2. The presence of armed militia today was especially unnerving, especially during the time where there seemed to be confusion as to whether these were guardsmen or militias. Their presence appeared not just to celebrate open carry rights but to make tangible the potential for violence.

3. I found cable news today to be singularly unhelpful in trying to see what was going on. I spent time with MSNBC, CNN, and Fox News (actually a few minutes each was all I could stand). All of them had their standard panels that divided into partisan camps and tried to link everything to all things Trump. The conversation drifted from events on the ground to North Korea to Mueller to wondering why POTUS hadn’t said anything yet (it was better when he didn’t). Fox managed to do a better job with events on the ground but I gave up when the host described “differences of opinion” about Confederate statues. To be realistic, these marchers weren’t talking about why a statue was important to heritage; they were talking about a different kind of nation altogether. 

4. The whole question of Trump Voters support the Alt-right seemed to be particularly problematic. To make such overgeneralizations had the predictable effect of making this a partisan conversation. It is true that Trump, like others before him, used awfully loud dog-whistles and continues to do so. But not everyone concerned about border security was carrying tiki torches. It’s important to isolate these bad actors and not link them to politicians or law enforcement. There are issues with both of those, but the nationalists deserve their own special approbrium. 

5. Social media played a very strange role in the events. On the one hand, it was the only way I could keep up with what was going on. But too many reposts were from earlier events, so I knew stuff was happening but not exactly what. Social media was also present at the events. I was amazed at how many videos from this morning showed people taking video or describing events to their friends. 

6. There is far too much “both-sidism” in situations like Charlottesville. We’re there angry worlds and gestures from counter-protestors? Yes. Did they instigate conflict? Certainly not. There are no parallels between Black Lives Matter and those White Nationalists who confronted them. BLM activists do not wish that White People should not be in the country. The early intimidation, threats of violence, and the eventual car attack stand apart from anything the counter-protestors were doing. To argue otherwise is blind at best and malicious at worst. 

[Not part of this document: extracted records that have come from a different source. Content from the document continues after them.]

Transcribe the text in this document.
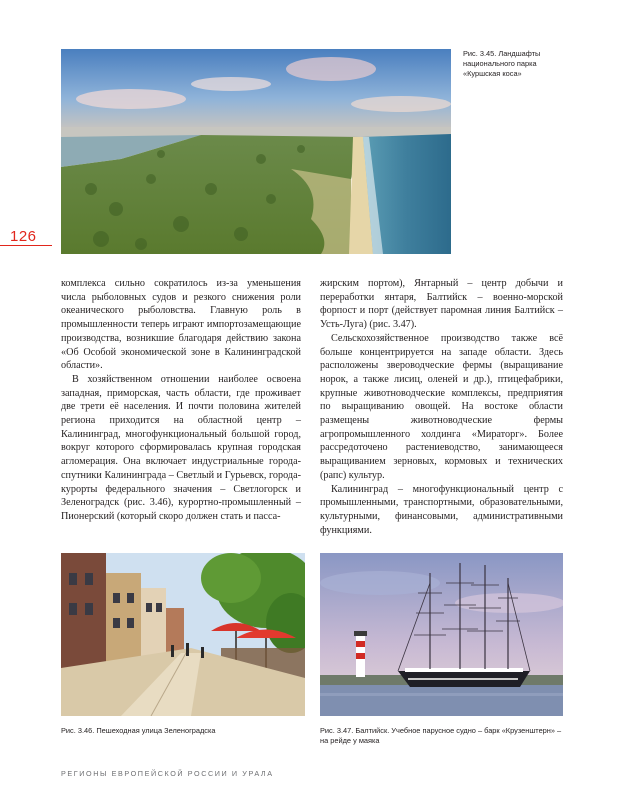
126
Рис. 3.45. Ландшафты национального парка «Куршская коса»

комплекса сильно сократилось из-за уменьшения числа рыболовных судов и резкого снижения роли океанического рыболовства. Главную роль в промышленности теперь играют импортозамещающие производства, возникшие благодаря действию закона «Об Особой экономической зоне в Калининградской области».

В хозяйственном отношении наиболее освоена западная, приморская, часть области, где проживает две трети её населения. И почти половина жителей региона приходится на областной центр – Калининград, многофункциональный большой город, вокруг которого сформировалась крупная городская агломерация. Она включает индустриальные города-спутники Калининграда – Светлый и Гурьевск, города-курорты федерального значения – Светлогорск и Зеленоградск (рис. 3.46), курортно-промышленный – Пионерский (который скоро должен стать и пасса-

жирским портом), Янтарный – центр добычи и переработки янтаря, Балтийск – военно-морской форпост и порт (действует паромная линия Балтийск – Усть-Луга) (рис. 3.47).

Сельскохозяйственное производство также всё больше концентрируется на западе области. Здесь расположены звероводческие фермы (выращивание норок, а также лисиц, оленей и др.), птицефабрики, крупные животноводческие комплексы, предприятия по выращиванию овощей. На востоке области размещены животноводческие фермы агропромышленного холдинга «Мираторг». Более рассредоточено растениеводство, занимающееся выращиванием зерновых, кормовых и технических (рапс) культур.

Калининград – многофункциональный центр с промышленными, транспортными, образовательными, культурными, финансовыми, административными функциями.

Рис. 3.46. Пешеходная улица Зеленоградска	Рис. 3.47. Балтийск. Учебное парусное судно – барк «Крузенштерн» – на рейде у маяка
РЕГИОНЫ ЕВРОПЕЙСКОЙ РОССИИ И УРАЛА
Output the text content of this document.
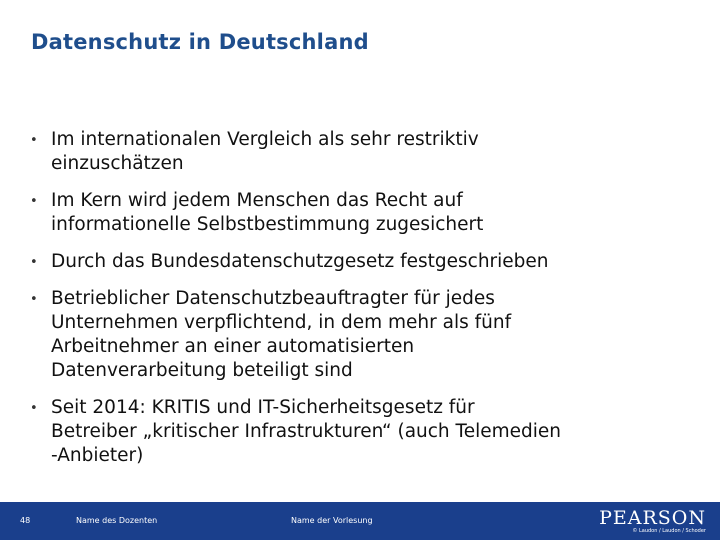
Datenschutz in Deutschland
• Im internationalen Vergleich als sehr restriktiv
einzuschätzen
• Im Kern wird jedem Menschen das Recht auf
informationelle Selbstbestimmung zugesichert
• Durch das Bundesdatenschutzgesetz festgeschrieben
• Betrieblicher Datenschutzbeauftragter für jedes
Unternehmen verpflichtend, in dem mehr als fünf
Arbeitnehmer an einer automatisierten
Datenverarbeitung beteiligt sind
• Seit 2014: KRITIS und IT-Sicherheitsgesetz für
Betreiber „kritischer Infrastrukturen“ (auch Telemedien
-Anbieter)
48	Name des Dozenten	Name der Vorlesung	PEARSON
© Laudon / Laudon / Schoder
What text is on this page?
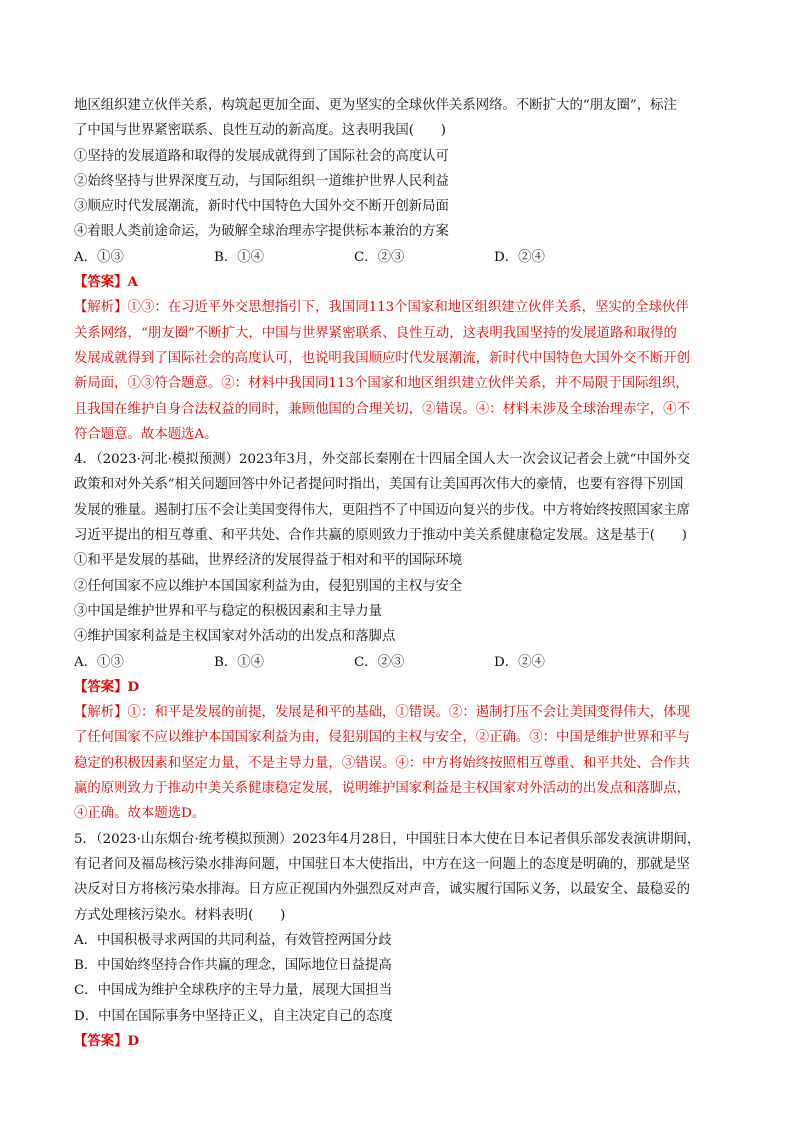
地区组织建立伙伴关系，构筑起更加全面、更为坚实的全球伙伴关系网络。不断扩大的“朋友圈”，标注
了中国与世界紧密联系、良性互动的新高度。这表明我国(　　)
①坚持的发展道路和取得的发展成就得到了国际社会的高度认可
②始终坚持与世界深度互动，与国际组织一道维护世界人民利益
③顺应时代发展潮流，新时代中国特色大国外交不断开创新局面
④着眼人类前途命运，为破解全球治理赤字提供标本兼治的方案
A．①③	B．①④	C．②③	D．②④
【答案】A
【解析】①③：在习近平外交思想指引下，我国同113个国家和地区组织建立伙伴关系，坚实的全球伙伴
关系网络，“朋友圈”不断扩大，中国与世界紧密联系、良性互动，这表明我国坚持的发展道路和取得的
发展成就得到了国际社会的高度认可，也说明我国顺应时代发展潮流，新时代中国特色大国外交不断开创
新局面，①③符合题意。②：材料中我国同113个国家和地区组织建立伙伴关系，并不局限于国际组织，
且我国在维护自身合法权益的同时，兼顾他国的合理关切，②错误。④：材料未涉及全球治理赤字，④不
符合题意。故本题选A。
4．（2023·河北·模拟预测）2023年3月，外交部长秦刚在十四届全国人大一次会议记者会上就“中国外交
政策和对外关系”相关问题回答中外记者提问时指出，美国有让美国再次伟大的豪情，也要有容得下别国
发展的雅量。遏制打压不会让美国变得伟大，更阻挡不了中国迈向复兴的步伐。中方将始终按照国家主席
习近平提出的相互尊重、和平共处、合作共赢的原则致力于推动中美关系健康稳定发展。这是基于(　　)
①和平是发展的基础，世界经济的发展得益于相对和平的国际环境
②任何国家不应以维护本国国家利益为由，侵犯别国的主权与安全
③中国是维护世界和平与稳定的积极因素和主导力量
④维护国家利益是主权国家对外活动的出发点和落脚点
A．①③	B．①④	C．②③	D．②④
【答案】D
【解析】①：和平是发展的前提，发展是和平的基础，①错误。②：遏制打压不会让美国变得伟大，体现
了任何国家不应以维护本国国家利益为由，侵犯别国的主权与安全，②正确。③：中国是维护世界和平与
稳定的积极因素和坚定力量，不是主导力量，③错误。④：中方将始终按照相互尊重、和平共处、合作共
赢的原则致力于推动中美关系健康稳定发展，说明维护国家利益是主权国家对外活动的出发点和落脚点，
④正确。故本题选D。
5．（2023·山东烟台·统考模拟预测）2023年4月28日，中国驻日本大使在日本记者俱乐部发表演讲期间，
有记者问及福岛核污染水排海问题，中国驻日本大使指出，中方在这一问题上的态度是明确的，那就是坚
决反对日方将核污染水排海。日方应正视国内外强烈反对声音，诚实履行国际义务，以最安全、最稳妥的
方式处理核污染水。材料表明(　　)
A．中国积极寻求两国的共同利益，有效管控两国分歧
B．中国始终坚持合作共赢的理念，国际地位日益提高
C．中国成为维护全球秩序的主导力量，展现大国担当
D．中国在国际事务中坚持正义，自主决定自己的态度
【答案】D
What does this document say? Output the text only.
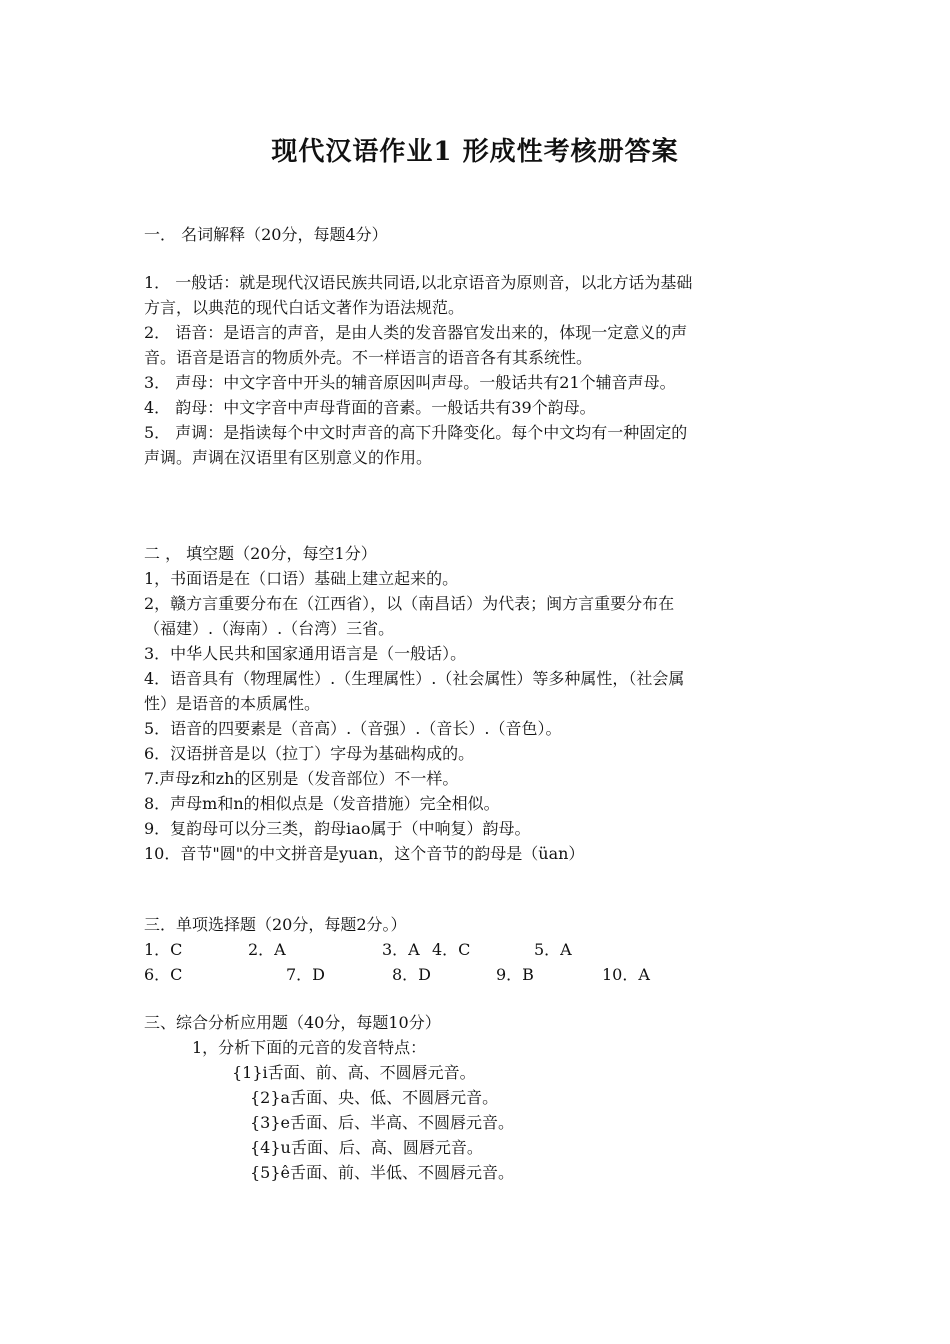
现代汉语作业1 形成性考核册答案
一． 名词解释（20分，每题4分）
1． 一般话：就是现代汉语民族共同语,以北京语音为原则音，以北方话为基础
方言，以典范的现代白话文著作为语法规范。
2． 语音：是语言的声音，是由人类的发音器官发出来的，体现一定意义的声
音。语音是语言的物质外壳。不一样语言的语音各有其系统性。
3． 声母：中文字音中开头的辅音原因叫声母。一般话共有21个辅音声母。
4． 韵母：中文字音中声母背面的音素。一般话共有39个韵母。
5． 声调：是指读每个中文时声音的高下升降变化。每个中文均有一种固定的
声调。声调在汉语里有区别意义的作用。
二 ， 填空题（20分，每空1分）
1，书面语是在（口语）基础上建立起来的。
2，赣方言重要分布在（江西省），以（南昌话）为代表；闽方言重要分布在
（福建）.（海南）.（台湾）三省。
3．中华人民共和国家通用语言是（一般话）。
4．语音具有（物理属性）.（生理属性）.（社会属性）等多种属性，（社会属
性）是语音的本质属性。
5．语音的四要素是（音高）.（音强）.（音长）.（音色）。
6．汉语拼音是以（拉丁）字母为基础构成的。
7.声母z和zh的区别是（发音部位）不一样。
8．声母m和n的相似点是（发音措施）完全相似。
9．复韵母可以分三类，韵母iao属于（中响复）韵母。
10．音节"圆"的中文拼音是yuan，这个音节的韵母是（üan）
三．单项选择题（20分，每题2分。）
1．C	2．A	3．A 4．C	5．A
6．C	7．D	8．D	9．B	10．A
三、综合分析应用题（40分，每题10分）
1，分析下面的元音的发音特点：
{1}i舌面、前、高、不圆唇元音。
{2}a舌面、央、低、不圆唇元音。
{3}e舌面、后、半高、不圆唇元音。
{4}u舌面、后、高、圆唇元音。
{5}ê舌面、前、半低、不圆唇元音。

7. Everyone, from Trump to local ministers to Boy Scout leaders, should know that we simply and clearly denounce White Nationalist attitudes and behavior. To not do so is at the heart of what researchers are talking about when they try to explain implicit bias (that one’s for you, Pence). 

For all the times conservatives have misappropriated MLK’s Dream speech, this is one time where it makes sense: “the content of their character” deserved to be judged and judged harshly.